Rackspace Profits Squeezed by Cloud Competition
Number two has to try harder, and it is not easy being the second-largest public cloud operator behind Amazon Web Services. This is why Rackspace Hosting continues to innovate with its hardware and software infrastructure and is ramping up its sales and marketing efforts. This is putting its profits under pressure, however.
In the third quarter ended in September, Rackspace boosted sales by 15.7 percent to $388.6 million, selling a mix of hosted and cloud computing and storage capacity. The company's dedicated cloud business (which includes traditional hosting as well as hosted private cloud systems) continues to grow, rising 9.2 percent to $280.2 million. But the public cloud is growing faster at Rackspace, growing 36.5 percent to $108.4 million.
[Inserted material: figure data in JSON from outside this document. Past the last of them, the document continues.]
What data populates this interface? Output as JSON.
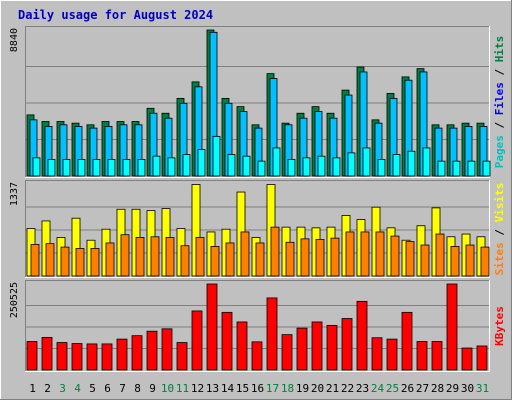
{
  "title": "Daily usage for August 2024",
  "colors": {
    "hits": "#008040",
    "files": "#00c0ff",
    "pages": "#00ffff",
    "visits": "#ffff00",
    "sites": "#ff8000",
    "kbytes": "#ff0000",
    "title_text": "#0000c0",
    "weekend_text": "#008040",
    "weekday_text": "#000000",
    "panel_bg": "#c0c0c0"
  },
  "right_labels": {
    "hits_files_pages": [
      {
        "text": "Pages",
        "color": "#00c0c0"
      },
      {
        "text": " / ",
        "color": "#000000"
      },
      {
        "text": "Files",
        "color": "#0000ff"
      },
      {
        "text": " / ",
        "color": "#000000"
      },
      {
        "text": "Hits",
        "color": "#008040"
      }
    ],
    "sites_visits": [
      {
        "text": "Sites",
        "color": "#ff8000"
      },
      {
        "text": " / ",
        "color": "#000000"
      },
      {
        "text": "Visits",
        "color": "#ffff00"
      }
    ],
    "kbytes": [
      {
        "text": "KBytes",
        "color": "#ff0000"
      }
    ]
  },
  "chart_data": {
    "type": "bar",
    "title": "Daily usage for August 2024",
    "categories": [
      "1",
      "2",
      "3",
      "4",
      "5",
      "6",
      "7",
      "8",
      "9",
      "10",
      "11",
      "12",
      "13",
      "14",
      "15",
      "16",
      "17",
      "18",
      "19",
      "20",
      "21",
      "22",
      "23",
      "24",
      "25",
      "26",
      "27",
      "28",
      "29",
      "30",
      "31"
    ],
    "weekend_days": [
      "3",
      "4",
      "10",
      "11",
      "17",
      "18",
      "24",
      "25",
      "31"
    ],
    "panels": [
      {
        "id": "hits_files_pages",
        "max_label": "8840",
        "ymax": 8840,
        "series": [
          {
            "name": "Hits",
            "values": [
              3700,
              3300,
              3300,
              3200,
              3100,
              3300,
              3300,
              3300,
              4100,
              3800,
              4700,
              5700,
              8840,
              4700,
              4200,
              3100,
              6200,
              3200,
              3800,
              4200,
              3800,
              5200,
              6600,
              3400,
              5000,
              6000,
              6500,
              3100,
              3100,
              3200,
              3200
            ]
          },
          {
            "name": "Files",
            "values": [
              3400,
              3000,
              3100,
              3000,
              2900,
              3000,
              3100,
              3100,
              3800,
              3500,
              4400,
              5400,
              8700,
              4400,
              3900,
              2900,
              5900,
              3100,
              3500,
              3900,
              3500,
              4900,
              6300,
              3200,
              4700,
              5800,
              6300,
              2900,
              2900,
              3000,
              3000
            ]
          },
          {
            "name": "Pages",
            "values": [
              1100,
              1000,
              1000,
              1000,
              1000,
              1000,
              1000,
              1000,
              1200,
              1100,
              1300,
              1600,
              2400,
              1300,
              1200,
              900,
              1700,
              1000,
              1100,
              1200,
              1100,
              1400,
              1700,
              1000,
              1300,
              1500,
              1700,
              900,
              900,
              900,
              900
            ]
          }
        ]
      },
      {
        "id": "sites_visits",
        "max_label": "1337",
        "ymax": 1337,
        "series": [
          {
            "name": "Visits",
            "values": [
              690,
              800,
              560,
              840,
              520,
              680,
              970,
              970,
              950,
              980,
              690,
              1330,
              640,
              680,
              1220,
              560,
              1330,
              710,
              710,
              700,
              710,
              880,
              820,
              1000,
              700,
              520,
              730,
              990,
              570,
              610,
              570
            ]
          },
          {
            "name": "Sites",
            "values": [
              460,
              470,
              420,
              400,
              400,
              480,
              600,
              560,
              570,
              560,
              440,
              560,
              430,
              480,
              640,
              480,
              710,
              490,
              540,
              530,
              550,
              640,
              640,
              640,
              580,
              500,
              450,
              610,
              430,
              450,
              420
            ]
          }
        ]
      },
      {
        "id": "kbytes",
        "max_label": "250525",
        "ymax": 250525,
        "series": [
          {
            "name": "KBytes",
            "values": [
              83000,
              95000,
              80000,
              77000,
              76000,
              76000,
              90000,
              100000,
              113000,
              120000,
              80000,
              172000,
              250525,
              168000,
              140000,
              82000,
              210000,
              103000,
              122000,
              140000,
              130000,
              150000,
              200000,
              94000,
              90000,
              168000,
              83000,
              83000,
              250525,
              64000,
              70000
            ]
          }
        ]
      }
    ]
  }
}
Rackspace purchased $73.8 million in gear on behalf of its hosting customers in the quarter, up 44.6 percent and obviously growing a lot faster than revenues. The company also spent $12.4 million on datacenter build outs, more than double what it spent in the year-ago period. Rackspace had 101,967 servers in its datacenters at the end of the quarter, an increase of 14.5 percent compared to a year ago, when it had 89,051 systems. Those datacenters have 46.9 megawatts of total electrical capacity available, and 27 megawatts was used to power up all those machines and their associated switching and storage.
None of those machines are based on Open Compute designs yet, by the way. While Rackspace rolled out multiple machines inspired by those created by Facebook and donated to the Open Compute effort, Rackspace's own OCP machines are still being tested in the lab after being manufactured by Wywinn and Quanta. The new Performance Cloud Servers announced last week with fatter memory configurations and flash-based solid state drives (and no disk drives at all) come from an unnamed tier one server maker. (It is probably Dell, Hewlett-Packard, or Supermicro.)
Interestingly, the amount of revenue generated per server is on the decline, peaking at $1,310 per machine in December 2012 and sliding to $1,290 per machine in the just-ended quarter. The point of cloud computing is to share resources across workloads and customers in a virtualized environment and to drive up utilization and drive down costs for a unit of capacity. This drop in revenue per machine is a bit perplexing. There server base only grew , but it seems to be related to the big investment in gear for hosting customers during the quarter as well as the public cloud build out with the flashy machines. It would be interesting to see the revenue for hosted and cloud servers separately. The idea is that Rackspace is growing its server
The company also capitalized $24.6 million in software and other project costs, most of this relating to its contributions to the OpenStack cloud controller and other tools it uses internally to manage its cloud and hosting operations. This is about the same level for software capitalization as Rackspace has been doing since it helped found the OpenStack project three years ago.
With R&D costs up 52.7 percent to $23.8 million and other sales and marketing costs on the rise, profits took a hit despite the revenue increase. Net income for the third quarter fell 40 percent to $16.3 million.
Lanham Napier, CEO at Rackspace, was clear that Rackspace was not interested in a race-to-the -bottom competition with Amazon Web Services when it comes to cloud pricing.
"Rackspace does not intend to pursue markets where the cloud provider strategy is to lead with unit price," Napier said on a call with Wall Street going over the numbers. "Instead, our strategy is to serve customer workloads when performance is the single most important attribute in the decision making process."